Gosto deste texto de Rubens Alves, onde ele diz:
"Eu poderia ser jardineiro...como não fui, tento fazer jardinagem como educador, ensinando as crianças, minhas amigas, o encanto pela natureza.
O jardim é a face divina da nostalgia que mora em nós.
Jardins bonitos há muitos, mas só traz alegria o jardim que nascer dentro da gente."
E meditar é cuidar do nosso jardim interno, para não permitir que pensamentos infelizes criem raízes na nossa mente.
Para lembrar que a vida não se resume aos problemas que defrontamos neste momento.
Acima deles, sorriem para nós inúmeras oportunidades de progresso espiritual.
Basta confiar e fazer o melhor ao nosso alcance.
Por isso, vamos aprender a selecionar os pensamentos que nos visitam, como quem separa as sementes sadias para cultivar o solo da alma.
Confiando e agindo no bem, encontraremos forças para que floresçam em nós a harmonia e a saúde, o amor e a luz.
Andar pelo meu jardim me fez lembrar de tudo isso, da importância da paciência (que é o tempo da semente até a flor), sentir os aromas e perceber quais estimulam e quais aquietam.
Lembrar de respirar mais fundo, porque a respiração representa a base de todo o processo da vida.
Voltar para casa, para aquilo que temos dentro de nós como verdadeiro e essencial.
Esvaziar!
Pequenas pausas modificam a nossa caminhada, deixando ela mais tranquila e clara.

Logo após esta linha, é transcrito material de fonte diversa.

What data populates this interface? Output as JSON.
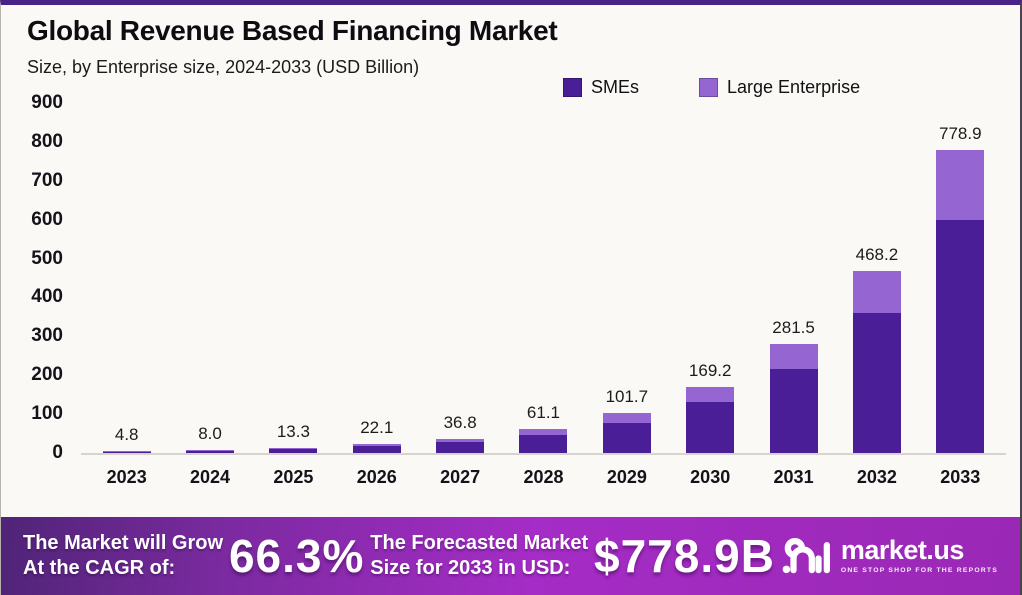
{
  "header": {
    "title": "Global Revenue Based Financing Market",
    "subtitle": "Size, by Enterprise size, 2024-2033 (USD Billion)"
  },
  "legend": {
    "items": [
      {
        "label": "SMEs",
        "color": "#4A1E96"
      },
      {
        "label": "Large Enterprise",
        "color": "#9565D2"
      }
    ]
  },
  "chart_data": {
    "type": "bar",
    "stacked": true,
    "title": "Global Revenue Based Financing Market",
    "subtitle": "Size, by Enterprise size, 2024-2033 (USD Billion)",
    "unit": "USD Billion",
    "categories": [
      "2023",
      "2024",
      "2025",
      "2026",
      "2027",
      "2028",
      "2029",
      "2030",
      "2031",
      "2032",
      "2033"
    ],
    "series": [
      {
        "name": "SMEs",
        "color": "#4A1E96",
        "values": [
          3.7,
          6.2,
          10.2,
          17.0,
          28.3,
          47.0,
          78.3,
          130.3,
          216.8,
          360.5,
          599.8
        ]
      },
      {
        "name": "Large Enterprise",
        "color": "#9565D2",
        "values": [
          1.1,
          1.8,
          3.1,
          5.1,
          8.5,
          14.1,
          23.4,
          38.9,
          64.7,
          107.7,
          179.1
        ]
      }
    ],
    "totals": [
      4.8,
      8.0,
      13.3,
      22.1,
      36.8,
      61.1,
      101.7,
      169.2,
      281.5,
      468.2,
      778.9
    ],
    "total_labels": [
      "4.8",
      "8.0",
      "13.3",
      "22.1",
      "36.8",
      "61.1",
      "101.7",
      "169.2",
      "281.5",
      "468.2",
      "778.9"
    ],
    "ylim": [
      0,
      900
    ],
    "yticks": [
      0,
      100,
      200,
      300,
      400,
      500,
      600,
      700,
      800,
      900
    ],
    "grid": false,
    "legend_position": "top-right"
  },
  "banner": {
    "cagr_label_line1": "The Market will Grow",
    "cagr_label_line2": "At the CAGR of:",
    "cagr_value": "66.3%",
    "forecast_label_line1": "The Forecasted Market",
    "forecast_label_line2": "Size for 2033 in USD:",
    "forecast_value": "$778.9B",
    "brand": {
      "name": "market.us",
      "tagline": "ONE STOP SHOP FOR THE REPORTS"
    }
  },
  "colors": {
    "smes_bar": "#4A1E96",
    "large_enterprise_bar": "#9565D2",
    "frame_top_border": "#4A2387",
    "background": "#FBF9F6",
    "banner_gradient_start": "#4F2477",
    "banner_gradient_mid": "#A52CC6",
    "banner_gradient_end": "#9A28B5"
  }
}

Respirar fundo, se afastar um pouco do excesso de pensamentos e barulhos, se energizar.
Quando a gente pensa que chegou, descobre que é preciso ir além.
Uma estrada termina, outra começa.
O surpreendente nesta viagem é que nenhuma experiência se perde, tudo nos é acrescentado.
Ficamos mais enriquecidos com tudo aquilo que vivemos, seja alegria ou tristeza.
Bom fim de semana!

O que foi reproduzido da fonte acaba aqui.